In an emotional press conference at the Australian Open, the Dunblane native suggested that although he would like to end his career at Wimbledon, the Australian Open could be his last ever tournament.
The news comes after Murray has struggled to recover after a hip operation last January. Speaking to journalists in Melbourne, Murray said:
“I’ve been in pain for about 20 months now. I’ve pretty much done everything I could to try and get my hip feeling better and it hasn’t helped loads.
“I’m in a better place than I was six months ago but I’m still in a lot of pain. I can still play to a level, but not a level I have played at.”
It is this level that has seen Murray being named the greatest tennis player Britain has ever produced.

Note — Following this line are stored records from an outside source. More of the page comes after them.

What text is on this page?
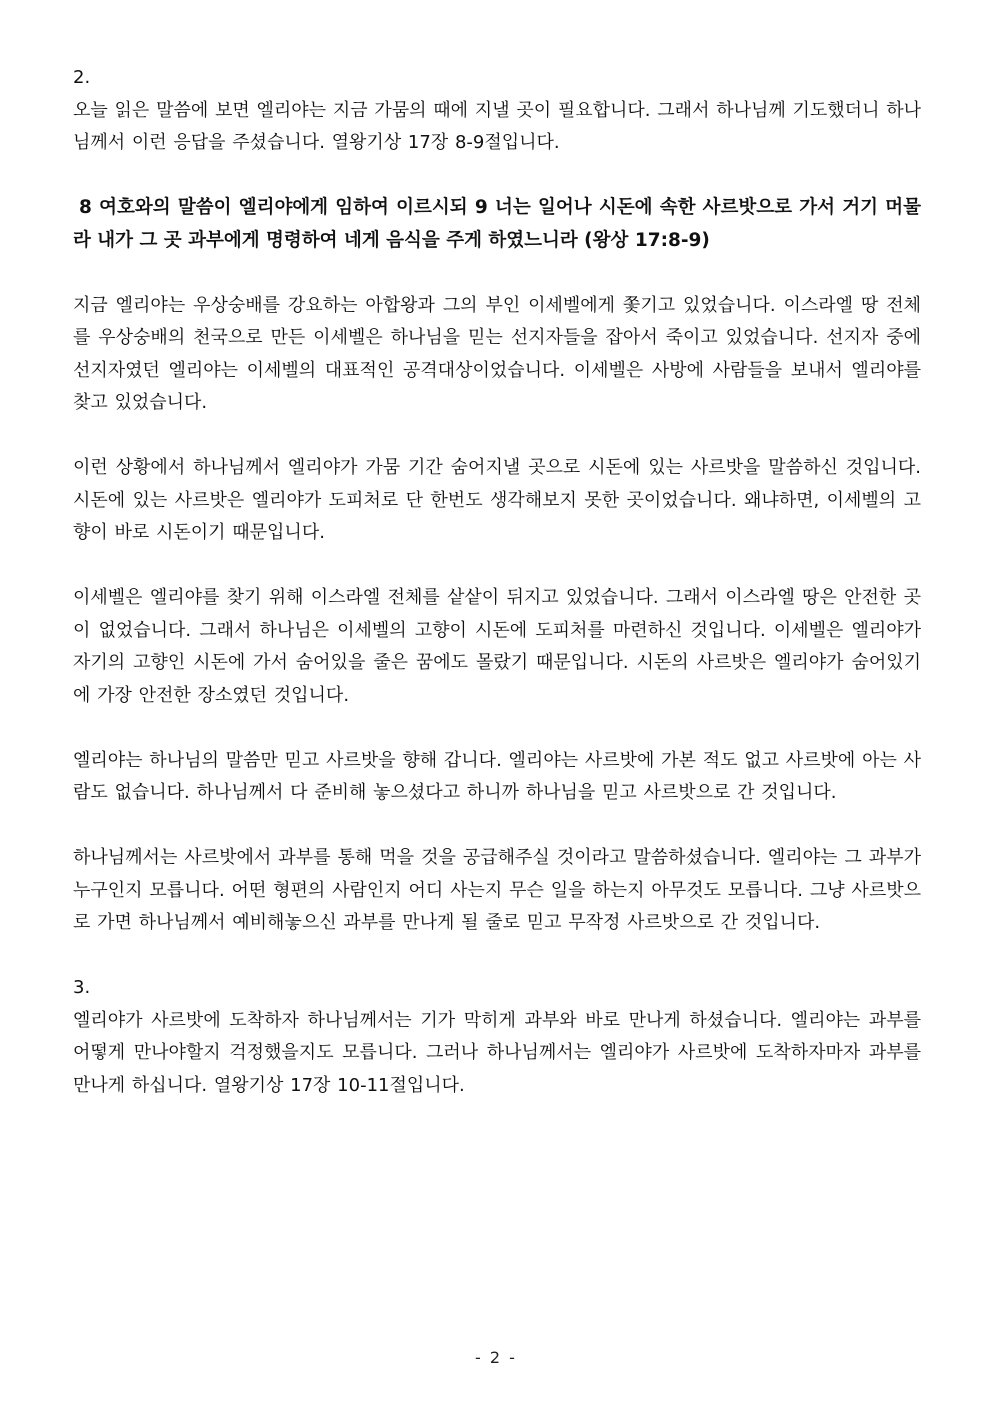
2.

오늘 읽은 말씀에 보면 엘리야는 지금 가뭄의 때에 지낼 곳이 필요합니다. 그래서 하나님께 기도했더니 하나님께서 이런 응답을 주셨습니다. 열왕기상 17장 8-9절입니다.

8 여호와의 말씀이 엘리야에게 임하여 이르시되 9 너는 일어나 시돈에 속한 사르밧으로 가서 거기 머물라 내가 그 곳 과부에게 명령하여 네게 음식을 주게 하였느니라 (왕상 17:8-9)

지금 엘리야는 우상숭배를 강요하는 아합왕과 그의 부인 이세벨에게 쫓기고 있었습니다. 이스라엘 땅 전체를 우상숭배의 천국으로 만든 이세벨은 하나님을 믿는 선지자들을 잡아서 죽이고 있었습니다. 선지자 중에 선지자였던 엘리야는 이세벨의 대표적인 공격대상이었습니다. 이세벨은 사방에 사람들을 보내서 엘리야를 찾고 있었습니다.

이런 상황에서 하나님께서 엘리야가 가뭄 기간 숨어지낼 곳으로 시돈에 있는 사르밧을 말씀하신 것입니다. 시돈에 있는 사르밧은 엘리야가 도피처로 단 한번도 생각해보지 못한 곳이었습니다. 왜냐하면, 이세벨의 고향이 바로 시돈이기 때문입니다.

이세벨은 엘리야를 찾기 위해 이스라엘 전체를 샅샅이 뒤지고 있었습니다. 그래서 이스라엘 땅은 안전한 곳이 없었습니다. 그래서 하나님은 이세벨의 고향이 시돈에 도피처를 마련하신 것입니다. 이세벨은 엘리야가 자기의 고향인 시돈에 가서 숨어있을 줄은 꿈에도 몰랐기 때문입니다. 시돈의 사르밧은 엘리야가 숨어있기에 가장 안전한 장소였던 것입니다.

엘리야는 하나님의 말씀만 믿고 사르밧을 향해 갑니다. 엘리야는 사르밧에 가본 적도 없고 사르밧에 아는 사람도 없습니다. 하나님께서 다 준비해 놓으셨다고 하니까 하나님을 믿고 사르밧으로 간 것입니다.

하나님께서는 사르밧에서 과부를 통해 먹을 것을 공급해주실 것이라고 말씀하셨습니다. 엘리야는 그 과부가 누구인지 모릅니다. 어떤 형편의 사람인지 어디 사는지 무슨 일을 하는지 아무것도 모릅니다. 그냥 사르밧으로 가면 하나님께서 예비해놓으신 과부를 만나게 될 줄로 믿고 무작정 사르밧으로 간 것입니다.

3.

엘리야가 사르밧에 도착하자 하나님께서는 기가 막히게 과부와 바로 만나게 하셨습니다. 엘리야는 과부를 어떻게 만나야할지 걱정했을지도 모릅니다. 그러나 하나님께서는 엘리야가 사르밧에 도착하자마자 과부를 만나게 하십니다. 열왕기상 17장 10-11절입니다.

- 2 -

Over the course of his career he has won two Wimbledon titles, one US Open title, 14 Masters 1000 Series titles, two gold medals at the Olympics and was the winner of the ATP Finals in 2016.

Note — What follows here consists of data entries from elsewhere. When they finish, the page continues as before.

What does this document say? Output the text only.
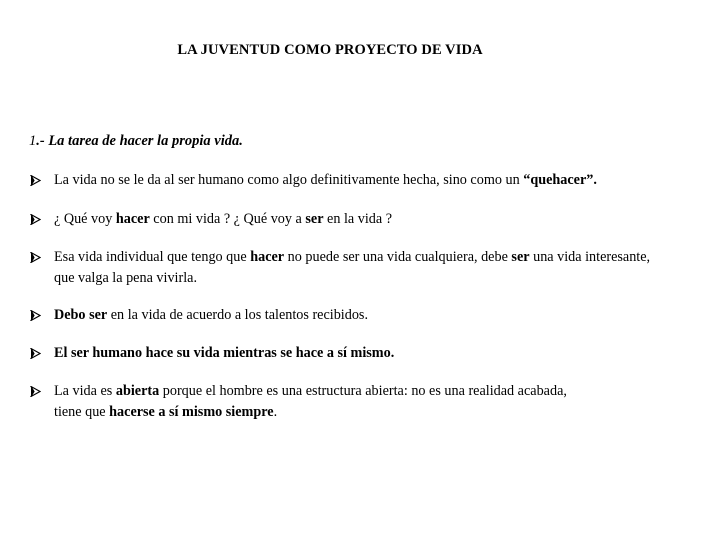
LA JUVENTUD COMO PROYECTO DE VIDA
1.- La tarea de hacer la propia vida.
La vida no se le da al ser humano como algo definitivamente hecha, sino como un “quehacer”.
¿ Qué voy hacer con mi vida ? ¿ Qué voy a ser en la vida ?
Esa vida individual que tengo que hacer no puede ser una vida cualquiera, debe ser una vida interesante,
que valga la pena vivirla.
Debo ser en la vida de acuerdo a los talentos recibidos.
El ser humano hace su vida mientras se hace a sí mismo.
La vida es abierta porque el hombre es una estructura abierta: no es una realidad acabada,
tiene que hacerse a sí mismo siempre.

The Scot also played an integral role in helping the British Davis Cup team win their first Davis Cup title since 1936 in 2015 away to Belgium.
Tributes to the Scot have flooded in from the tennis community and further afield. First Minister Nicola Sturgeon recently tweeted:
“(Andy) Murray is a legend – without doubt one of Scotland’s greatest ever sportsmen, as well as an outstanding role model and inspiration for young people everywhere. A credit to sport and to the country. Sending him very best wishes.”
In his opening match at the Australian Open, Murray will play 22nd seed Roberto Bautista-Agut.